Published in the Leading Company, January 2013 by Dale Gillham

At this time of year I always get asked where to invest for the next 12 months for the best return. 

The problem I have is that while I am a share market expert, I don’t have a crystal ball!

Every day I analyse the share market to determine what I believe may be the best and most appropriate investments for the coming month and year. 

Share market traders do not control the market, and like you, we must always look at any investment in terms of probability.
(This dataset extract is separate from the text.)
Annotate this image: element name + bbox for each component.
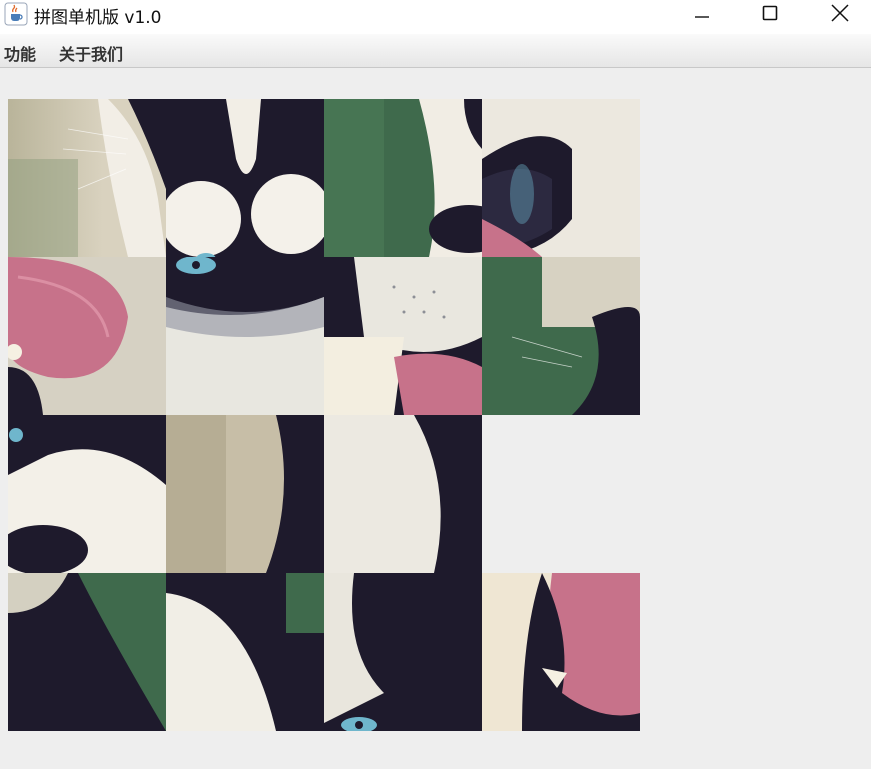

I make decisions about trading and investing in a very similar way as I make business decisions. 

Here’s how I examine the ratio of risk versus reward.

When undertaking a new venture or project in my business, I follow some simple steps, starting from conducting research to doing detailed plans and sensitivity analysis. 
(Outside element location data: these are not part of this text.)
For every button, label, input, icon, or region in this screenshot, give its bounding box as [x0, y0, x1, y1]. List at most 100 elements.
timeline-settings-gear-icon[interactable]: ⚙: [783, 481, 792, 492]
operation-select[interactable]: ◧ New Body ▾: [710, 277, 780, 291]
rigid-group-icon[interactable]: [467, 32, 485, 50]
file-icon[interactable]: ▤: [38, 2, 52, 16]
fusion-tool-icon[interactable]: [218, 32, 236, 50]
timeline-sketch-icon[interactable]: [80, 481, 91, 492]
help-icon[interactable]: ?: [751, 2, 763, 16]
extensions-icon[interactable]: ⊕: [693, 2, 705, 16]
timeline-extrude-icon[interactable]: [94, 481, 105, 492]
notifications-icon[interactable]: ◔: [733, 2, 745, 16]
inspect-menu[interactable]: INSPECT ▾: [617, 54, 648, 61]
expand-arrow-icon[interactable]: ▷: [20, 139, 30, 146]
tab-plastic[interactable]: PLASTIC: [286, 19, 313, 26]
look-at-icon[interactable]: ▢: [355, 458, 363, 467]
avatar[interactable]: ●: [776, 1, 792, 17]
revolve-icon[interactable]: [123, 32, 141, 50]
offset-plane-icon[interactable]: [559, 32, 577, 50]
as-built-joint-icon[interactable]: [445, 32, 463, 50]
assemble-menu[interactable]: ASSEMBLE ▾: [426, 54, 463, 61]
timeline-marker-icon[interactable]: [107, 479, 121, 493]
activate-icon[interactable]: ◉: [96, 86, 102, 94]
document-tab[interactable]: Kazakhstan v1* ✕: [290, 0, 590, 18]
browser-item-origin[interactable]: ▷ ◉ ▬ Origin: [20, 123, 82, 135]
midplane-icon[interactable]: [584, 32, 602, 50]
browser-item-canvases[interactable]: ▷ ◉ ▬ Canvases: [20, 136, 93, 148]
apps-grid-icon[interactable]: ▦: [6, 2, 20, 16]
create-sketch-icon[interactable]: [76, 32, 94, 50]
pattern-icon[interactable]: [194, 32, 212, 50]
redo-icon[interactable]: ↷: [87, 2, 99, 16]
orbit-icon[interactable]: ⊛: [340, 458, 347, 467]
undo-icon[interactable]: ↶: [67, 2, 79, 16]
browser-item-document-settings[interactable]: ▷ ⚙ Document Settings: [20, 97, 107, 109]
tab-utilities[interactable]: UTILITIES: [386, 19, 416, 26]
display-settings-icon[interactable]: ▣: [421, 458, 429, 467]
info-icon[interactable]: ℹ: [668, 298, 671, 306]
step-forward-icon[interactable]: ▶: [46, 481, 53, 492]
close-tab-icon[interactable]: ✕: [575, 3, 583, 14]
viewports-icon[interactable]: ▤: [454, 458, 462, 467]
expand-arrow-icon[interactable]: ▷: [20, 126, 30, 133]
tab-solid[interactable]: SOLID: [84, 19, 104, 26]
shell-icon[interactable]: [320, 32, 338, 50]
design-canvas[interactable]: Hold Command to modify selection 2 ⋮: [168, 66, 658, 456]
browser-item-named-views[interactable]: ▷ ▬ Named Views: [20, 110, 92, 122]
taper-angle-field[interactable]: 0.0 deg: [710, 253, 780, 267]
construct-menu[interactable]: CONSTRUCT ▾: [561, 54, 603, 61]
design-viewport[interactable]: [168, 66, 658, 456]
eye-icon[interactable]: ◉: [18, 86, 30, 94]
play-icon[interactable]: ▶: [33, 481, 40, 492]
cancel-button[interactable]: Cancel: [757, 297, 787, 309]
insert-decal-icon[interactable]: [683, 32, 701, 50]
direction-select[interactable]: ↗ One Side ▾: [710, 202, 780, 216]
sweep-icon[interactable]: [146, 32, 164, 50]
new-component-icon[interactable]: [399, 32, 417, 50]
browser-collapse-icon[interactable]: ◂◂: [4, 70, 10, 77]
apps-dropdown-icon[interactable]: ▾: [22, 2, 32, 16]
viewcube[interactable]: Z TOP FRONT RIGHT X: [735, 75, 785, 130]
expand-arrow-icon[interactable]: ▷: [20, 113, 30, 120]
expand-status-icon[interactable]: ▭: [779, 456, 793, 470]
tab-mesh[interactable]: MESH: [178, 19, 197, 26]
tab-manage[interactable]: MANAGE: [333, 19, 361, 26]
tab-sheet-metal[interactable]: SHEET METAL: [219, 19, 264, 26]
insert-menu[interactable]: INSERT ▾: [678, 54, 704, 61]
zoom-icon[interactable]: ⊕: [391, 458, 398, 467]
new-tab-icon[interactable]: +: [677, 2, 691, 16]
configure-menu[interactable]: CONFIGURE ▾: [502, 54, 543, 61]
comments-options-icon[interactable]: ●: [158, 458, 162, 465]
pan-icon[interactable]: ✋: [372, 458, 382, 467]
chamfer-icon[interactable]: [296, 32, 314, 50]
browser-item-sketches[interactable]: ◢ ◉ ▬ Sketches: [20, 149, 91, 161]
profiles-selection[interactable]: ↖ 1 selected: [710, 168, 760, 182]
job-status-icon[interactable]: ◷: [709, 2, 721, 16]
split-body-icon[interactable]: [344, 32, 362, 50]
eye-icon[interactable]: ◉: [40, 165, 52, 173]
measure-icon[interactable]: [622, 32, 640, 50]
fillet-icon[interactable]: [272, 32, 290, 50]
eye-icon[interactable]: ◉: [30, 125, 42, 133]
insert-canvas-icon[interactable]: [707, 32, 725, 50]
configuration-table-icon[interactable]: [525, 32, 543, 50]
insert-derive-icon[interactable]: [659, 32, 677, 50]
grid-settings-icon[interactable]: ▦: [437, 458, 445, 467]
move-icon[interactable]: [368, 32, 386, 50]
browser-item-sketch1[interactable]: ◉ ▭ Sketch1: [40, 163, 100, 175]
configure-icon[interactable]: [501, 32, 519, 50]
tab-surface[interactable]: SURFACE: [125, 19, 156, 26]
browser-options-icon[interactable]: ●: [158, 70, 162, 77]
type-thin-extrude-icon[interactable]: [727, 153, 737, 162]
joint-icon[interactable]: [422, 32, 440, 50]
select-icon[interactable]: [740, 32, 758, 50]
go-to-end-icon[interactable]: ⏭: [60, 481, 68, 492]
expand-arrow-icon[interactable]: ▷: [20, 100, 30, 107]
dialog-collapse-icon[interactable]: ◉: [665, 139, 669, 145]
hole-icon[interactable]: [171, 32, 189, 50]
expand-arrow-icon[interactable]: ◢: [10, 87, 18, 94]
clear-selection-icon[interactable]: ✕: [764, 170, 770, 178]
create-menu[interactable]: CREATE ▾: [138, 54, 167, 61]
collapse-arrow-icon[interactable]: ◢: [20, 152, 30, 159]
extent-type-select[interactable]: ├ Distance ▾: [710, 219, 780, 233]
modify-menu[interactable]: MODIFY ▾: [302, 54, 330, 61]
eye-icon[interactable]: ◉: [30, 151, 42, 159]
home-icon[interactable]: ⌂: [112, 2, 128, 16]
It’s all designed to look into the risk and reward of the new venture to determine if the likely outcome is worth the time, effort and resources.

So how do I go about determining the best investment for the share market?

Contrary to what most people do, my first step is to always study the big picture in a form of top-down analysis: whether the overall market is more likely to rise or fall in the coming year. 

Then I break my research down into the sectors of the market that I believe will perform best. 

Lastly, I look at the individual shares within each sector to determine the companies to invest in.

The research I do is mainly technically based and doesn’t get too detailed. 

I look at what the share or share market has done in the past, and what are the current opportunities and threats. 

Then I consider the best strategy for both an entry and an exit.

In essence, I treat my investing and trading in the same way as I treat my business, and I suggest you do the same. 

Let’s face it, every businessperson I know has gone into business to make money and every investor and trader I know has the same idea. 

The challenge for most is that, to their detriment, they do not treat investing and trading in the same mindset as they would apply to their business.

So, my thoughts for the Australian market in 2013? 

In short, I think the first half will be more “bullish” [rising] and the second half more “bearish” [falling]. 

Last month I recorded an online seminar (link is password-protected) with our senior analyst, Janine Cox, in which we shared our thoughts on the Australian market and other world markets. 

Further, you might like to revisit my Leading Company article “The best time to buy” as this will help you to better understand our market.

Following steady rises since November, the All Ordinaries Index has now moved well beyond 4700 points; I set my short-term target zone between 4800 and 4900 points. 

This was partly achieved on the back of news that the US fiscal cliff had been averted, at least for the time being, following the US Congress decision to raise taxes on the rich and put off the automatic budget cuts for two months.

Right now the market is unfolding as expected and this supports my analysis, which indicates that it is likely to continue to rise beyond the April 2011 high of 5069.50 points. 

Given this, the Australian share market presents a good opportunity for investors to make some short-to-medium term gains through to around March and possibly longer. 

That said, our market is due for a four-year top this year, so I expect that sometime in the second half of 2013, the market will start making its way down again.

Some of the sectors I see as having value right now are financials, consumer staples and industrials. 

Some of the more interesting shares in the S&P/ASX100 are banks like ANZ and NAB, WES, ASX, BXB and SEK.

Keep in mind that interest rates may fall further this year and so investors will start to move from cash into shares with good dividend yields.